Proteine fibrose. Le proteine fibrose sono caratterizzate da una forma filamentosa, allungata. Rivestono principalmente ruoli strutturali nelle cellule e nei tessuti animali: comprendono le più importanti proteine della pelle, e quelle di fibre animali come peli, lana e seta. Le proprietà meccaniche di queste proteine sono garantite a particolari sequenze di residui amminoacidici che favoriscono un particolare tipo di struttura secondaria piuttosto che un altro. Come esempi di proteine fibrose si possono ricordare le a-cheratine, ampiamente presenti in capelli e unghie, che hanno struttura ad a-elica, e le b-cheratine (piume di uccelli e scaglie di rettili) a foglietto b.

PROTEINE: PROTEINE GLOBULARI E STRUTTURA TERZIARIA

Proteine globulari. Le proteine fibrose sono solo una piccola frazione di tutte le specie proteiche di cui un organismo è dotato: la maggior parte del lavoro chimico di una cellula, le sintesi, il trasporto e il metabolismo, avviene infatti con l’aiuto di una vastissima gamma di proteine globulari, proteine le cui catene polipeptidiche sono ripiegate in strutture compatte, molto diverse dalle forme estese delle proteine fibrose.

Struttura terziaria. Le tecniche di diffrazione a raggi X hanno permesso di scoprire moltissimo circa i dettagli strutturali delle proteine globulari, fino a riconoscere il decorso della catena polipeptidica all’interno della molecola. Si è scoperto così che essa è spesso localmente avvolta in uno dei tipi di struttura secondaria, e che tali regioni sono a loro volta ripiegate l’una sull’altra, in modo da rendere la struttura globulare e compatta. I ripiegamenti definiscono la struttura terziaria della proteina. All’interno di un ripiegamento molte proteine globulari contengono il gruppo prostetico: esso consiste in piccole molecole che possono essere legate covalentemente o meno alla proteina, conferendole specifiche funzioni.

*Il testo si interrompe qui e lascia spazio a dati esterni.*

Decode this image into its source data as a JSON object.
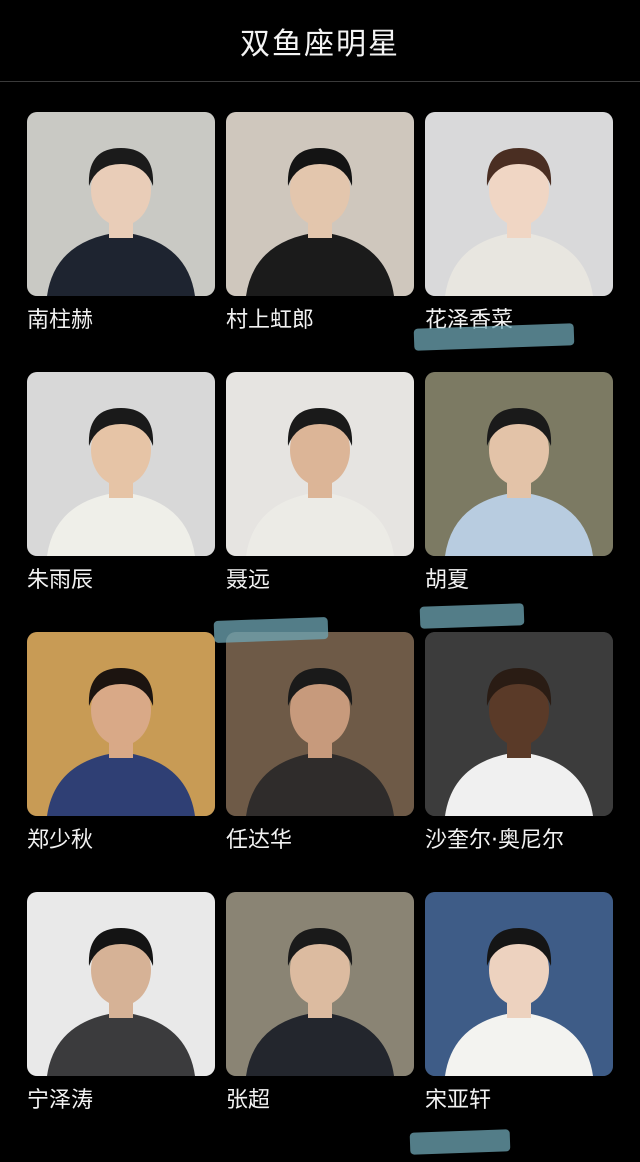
{
  "header": {
    "title": "双鱼座明星"
  },
  "stars": [
    {
      "name": "南柱赫",
      "bg": "#c9c9c4",
      "skin": "#e9cdb8",
      "hair": "#1b1b1b",
      "cloth": "#1e2430"
    },
    {
      "name": "村上虹郎",
      "bg": "#cfc7bd",
      "skin": "#e3c6ad",
      "hair": "#141414",
      "cloth": "#1b1b1b"
    },
    {
      "name": "花泽香菜",
      "bg": "#d9d9da",
      "skin": "#f0d6c4",
      "hair": "#4a2e22",
      "cloth": "#e8e6e0"
    },
    {
      "name": "朱雨辰",
      "bg": "#d8d8d8",
      "skin": "#e6c4a6",
      "hair": "#1a1a1a",
      "cloth": "#efefe9"
    },
    {
      "name": "聂远",
      "bg": "#e6e4e1",
      "skin": "#dcb597",
      "hair": "#1a1a1a",
      "cloth": "#ecebe6"
    },
    {
      "name": "胡夏",
      "bg": "#7c7a63",
      "skin": "#e3c3a8",
      "hair": "#1a1a1a",
      "cloth": "#b8cce0"
    },
    {
      "name": "郑少秋",
      "bg": "#c89b55",
      "skin": "#d9a987",
      "hair": "#1c1410",
      "cloth": "#2f3f74"
    },
    {
      "name": "任达华",
      "bg": "#6e5a47",
      "skin": "#c79a7c",
      "hair": "#1a1a1a",
      "cloth": "#2f2c2b"
    },
    {
      "name": "沙奎尔·奥尼尔",
      "bg": "#3c3c3c",
      "skin": "#5a3a28",
      "hair": "#2a1c14",
      "cloth": "#f0f0f0"
    },
    {
      "name": "宁泽涛",
      "bg": "#e9e9e9",
      "skin": "#d6b296",
      "hair": "#141414",
      "cloth": "#3b3b3d"
    },
    {
      "name": "张超",
      "bg": "#8a8474",
      "skin": "#dcbba0",
      "hair": "#1a1a1a",
      "cloth": "#23262d"
    },
    {
      "name": "宋亚轩",
      "bg": "#3e5c87",
      "skin": "#edd2bf",
      "hair": "#151515",
      "cloth": "#f3f3f0"
    }
  ]
}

Alla base del ripiegamento terziario sono state individuate alcune regole:

  • tutte le proteine globulari hanno una parte interna ed una esterna ben definite: in particolare i residui amminoacidici idrofobici sono sempre impaccati all’interno, quelli idrofilici sono esposti invece alla superficie;
  • la catena polipeptidica può cambiare direzione in svariati modi nel passaggio da un segmento (foglietto b o a-elica) a quello successivo;
  • non tutte le porzioni delle proteine globulari possono essere classificate come a-elica, foglietto b o ripiegatura: numerose anse ed avvolgimenti contorti possono essere denominati come “regioni irregolarmente strutturate”.

PROTEINE: STRUTTURA QUATERNARIA E COMPLESSI PROTEICI

L’organizzazione funzionale delle proteine può raggiungere ancora un livello superiore: molte proteine esistono infatti nella cellula come aggregati specifici di due o più catene polipeptidiche ripiegate, o subunità. Tale aggregazione si identifica come la struttura quaternaria delle proteine.

L’organizzazione quaternaria può essere di due tipi: associazione tra catene polipeptidiche identiche o quasi (interazioni omotipiche) e associazione tra subunità di struttura molto diversa (interazioni eterotipiche). In entrambi i casi si ha la formazione di proteine mulitmeriche. Le interazioni tra le subunità sono forze non covalenti tra superfici proteiche complementari: ponti salini, legami idrogeno, forze di van der Waals, interazioni idrofobiche e talvolta ponti disolfuro.